"There!
I must run to breakfast. Cheer up now! Au 'voir!" And with her
pretty hand she waved further encouragement from the closing door
as she departed.
Lightsomely descending the narrow stairway, she whistled as she
went, her fingers drumming time on the rail; and, still
whistling, she came into the dining-room, where her mother and
her brother were already at the table. The brother, a thin and
sallow boy of twenty, greeted her without much approval as she
took her place.
"Nothing seems to trouble you!" he said.
"No; nothing much," she made airy response. "What's troubling
yourself, Walter?"
"Don't let that worry you!" he returned, seeming to consider this
to be repartee of an effective sort; for he furnished a short
laugh to go with it, and turned to his coffee with the manner of
one who has satisfactorily closed an episode.

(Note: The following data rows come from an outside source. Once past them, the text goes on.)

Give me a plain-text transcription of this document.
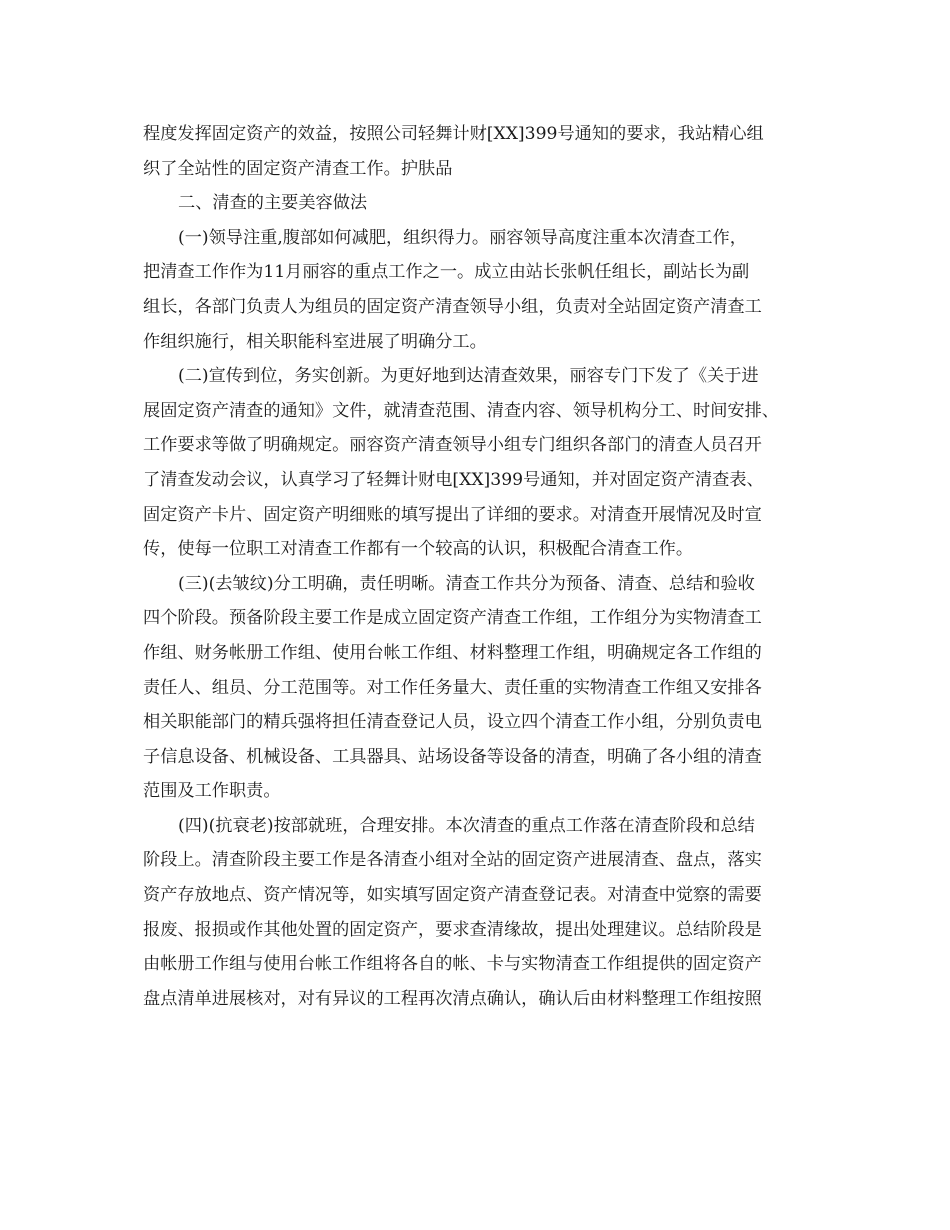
程度发挥固定资产的效益，按照公司轻舞计财[XX]399号通知的要求，我站精心组
织了全站性的固定资产清查工作。护肤品
二、清查的主要美容做法
(一)领导注重,腹部如何减肥，组织得力。丽容领导高度注重本次清查工作，
把清查工作作为11月丽容的重点工作之一。成立由站长张帆任组长，副站长为副
组长，各部门负责人为组员的固定资产清查领导小组，负责对全站固定资产清查工
作组织施行，相关职能科室进展了明确分工。
(二)宣传到位，务实创新。为更好地到达清查效果，丽容专门下发了《关于进
展固定资产清查的通知》文件，就清查范围、清查内容、领导机构分工、时间安排、
工作要求等做了明确规定。丽容资产清查领导小组专门组织各部门的清查人员召开
了清查发动会议，认真学习了轻舞计财电[XX]399号通知，并对固定资产清查表、
固定资产卡片、固定资产明细账的填写提出了详细的要求。对清查开展情况及时宣
传，使每一位职工对清查工作都有一个较高的认识，积极配合清查工作。
(三)(去皱纹)分工明确，责任明晰。清查工作共分为预备、清查、总结和验收
四个阶段。预备阶段主要工作是成立固定资产清查工作组，工作组分为实物清查工
作组、财务帐册工作组、使用台帐工作组、材料整理工作组，明确规定各工作组的
责任人、组员、分工范围等。对工作任务量大、责任重的实物清查工作组又安排各
相关职能部门的精兵强将担任清查登记人员，设立四个清查工作小组，分别负责电
子信息设备、机械设备、工具器具、站场设备等设备的清查，明确了各小组的清查
范围及工作职责。
(四)(抗衰老)按部就班，合理安排。本次清查的重点工作落在清查阶段和总结
阶段上。清查阶段主要工作是各清查小组对全站的固定资产进展清查、盘点，落实
资产存放地点、资产情况等，如实填写固定资产清查登记表。对清查中觉察的需要
报废、报损或作其他处置的固定资产，要求查清缘故，提出处理建议。总结阶段是
由帐册工作组与使用台帐工作组将各自的帐、卡与实物清查工作组提供的固定资产
盘点清单进展核对，对有异议的工程再次清点确认，确认后由材料整理工作组按照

"Walter always seems to have so many secrets!" Alice said,
studying him shrewdly, but with a friendly enough amusement in
her scrutiny. "Everything he does or says seems to be acted for
the benefit of some mysterious audience inside himself, and he
always gets its applause. Take what he said just now: he seems
to think it means something, but if it does, why, that's just
another secret between him and the secret audience inside of him!
We don't really know anything about Walter at all, do we, mama?"
Walter laughed again, in a manner that sustained her theory well
enough; then after finishing his coffee, he took from his pocket
a flattened packet in glazed blue paper; extracted with stained
fingers a bent and wrinkled little cigarette, lighted it, hitched
up his belted trousers with the air of a person who turns from
trifles to things better worth his attention, and left the room.